Quem é o dono dos seus dados? Provavelmente não é você

Garry Kasparov 18 nov 2019

Decisões da Suprema Corte dos EUA mostram como a lei evolui de acordo com a tecnologia

Quero voltar um pouco no tempo para dar uma visão mais ampla sobre o assunto deste artigo, abordando questões históricas e legais. Tecnologia não se limita apenas a hardware e software. Ela é um componente fundamental presente em todos os aspectos das nossas vidas e em nossa sociedade.
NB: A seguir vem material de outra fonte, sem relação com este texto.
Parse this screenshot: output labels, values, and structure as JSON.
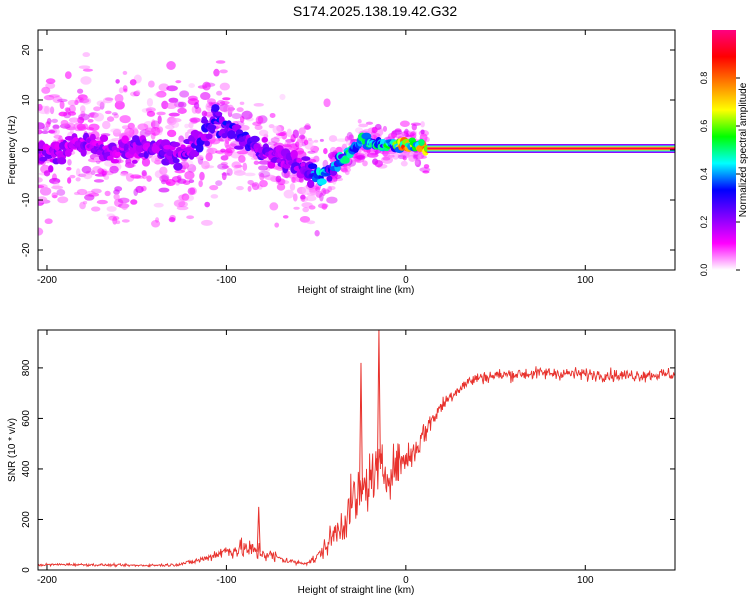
{
  "title": "S174.2025.138.19.42.G32",
  "chart_data": [
    {
      "type": "heatmap",
      "xlabel": "Height of straight line (km)",
      "ylabel": "Frequency (Hz)",
      "xlim": [
        -205,
        150
      ],
      "ylim": [
        -24,
        24
      ],
      "x_ticks": [
        -200,
        -100,
        0,
        100
      ],
      "y_ticks": [
        -20,
        -10,
        0,
        10,
        20
      ],
      "colorbar": {
        "label": "Normalized spectral amplitude",
        "range": [
          0,
          1
        ],
        "ticks": [
          0.0,
          0.2,
          0.4,
          0.6,
          0.8
        ],
        "colormap": [
          "#ffffff",
          "#ff00ff",
          "#8000ff",
          "#0000ff",
          "#00ffff",
          "#00ff00",
          "#ffff00",
          "#ff8000",
          "#ff0000",
          "#ff0080"
        ]
      },
      "ridge": {
        "x": [
          -205,
          -195,
          -185,
          -175,
          -165,
          -155,
          -145,
          -135,
          -125,
          -115,
          -105,
          -95,
          -85,
          -75,
          -65,
          -55,
          -48,
          -42,
          -36,
          -30,
          -24,
          -18,
          -12,
          -6,
          0,
          6,
          12,
          150
        ],
        "y": [
          -1,
          0,
          1,
          1,
          0,
          0,
          1,
          0,
          -1,
          2,
          6,
          3,
          1,
          -1,
          -2,
          -4,
          -5,
          -4,
          -2,
          0,
          2,
          1,
          1,
          1,
          1,
          1,
          0.3,
          0.3
        ],
        "amplitude": [
          0.2,
          0.2,
          0.2,
          0.2,
          0.2,
          0.2,
          0.22,
          0.22,
          0.22,
          0.25,
          0.3,
          0.28,
          0.25,
          0.22,
          0.22,
          0.22,
          0.45,
          0.35,
          0.4,
          0.45,
          0.45,
          0.45,
          0.45,
          0.5,
          0.75,
          0.55,
          0.9,
          0.9
        ]
      }
    },
    {
      "type": "line",
      "xlabel": "Height of straight line (km)",
      "ylabel": "SNR (10 * v/v)",
      "xlim": [
        -205,
        150
      ],
      "ylim": [
        0,
        950
      ],
      "x_ticks": [
        -200,
        -100,
        0,
        100
      ],
      "y_ticks": [
        0,
        200,
        400,
        600,
        800
      ],
      "series": [
        {
          "color": "#e8322d",
          "x": [
            -205,
            -190,
            -170,
            -150,
            -130,
            -120,
            -112,
            -105,
            -100,
            -95,
            -90,
            -85,
            -80,
            -75,
            -70,
            -65,
            -60,
            -55,
            -50,
            -45,
            -40,
            -35,
            -30,
            -25,
            -20,
            -15,
            -10,
            -5,
            0,
            5,
            10,
            15,
            20,
            25,
            30,
            35,
            40,
            50,
            60,
            80,
            100,
            120,
            150
          ],
          "y": [
            20,
            22,
            20,
            18,
            20,
            30,
            45,
            65,
            75,
            80,
            85,
            75,
            70,
            55,
            45,
            35,
            28,
            30,
            45,
            90,
            140,
            190,
            260,
            300,
            360,
            400,
            380,
            420,
            440,
            470,
            540,
            600,
            650,
            690,
            720,
            745,
            760,
            770,
            775,
            780,
            775,
            770,
            775
          ],
          "noise": [
            5,
            5,
            5,
            5,
            6,
            10,
            15,
            25,
            30,
            35,
            40,
            40,
            40,
            30,
            20,
            12,
            10,
            12,
            20,
            40,
            60,
            80,
            110,
            110,
            110,
            90,
            90,
            80,
            70,
            60,
            50,
            40,
            35,
            30,
            25,
            25,
            25,
            25,
            25,
            25,
            25,
            25,
            25
          ]
        }
      ],
      "peaks": [
        {
          "x": -15,
          "y": 950
        },
        {
          "x": -25,
          "y": 820
        },
        {
          "x": -82,
          "y": 250
        }
      ]
    }
  ]
}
Quando o advogado geral dos EUA, William Barr, admitiu recentemente que a implementação de backdoors por determinação legal tornou a criptografia menos efetiva, isso, surpreendentemente, foi notícia. Mas por muito tempo o governo norte-americano tem minimizado essa questão, dizendo que vigilância estatal poderia co-existir tranquilamente com segurança de alto nível. Agora, como escreveu o renomado especialista Bruce Shneider, podemos ter um debate real sobre essa relação:

“Com essa mudança, finalmente podemos ter uma conversa política sensata. Sim, a inclusão de backdoor aumenta nossa segurança coletiva, porque permite que órgãos de segurança espionem a ação dos bandidos. Mas a inclusão de backdoors também diminui nossa segurança coletiva, porque os bandidos têm a possibilidade de espionar todo mundo. É exatamente esse o debate político que deveríamos estar tendo, não aquela conversa falsa sobre a possibilidade de termos segurança e vigilância ao mesmo tempo.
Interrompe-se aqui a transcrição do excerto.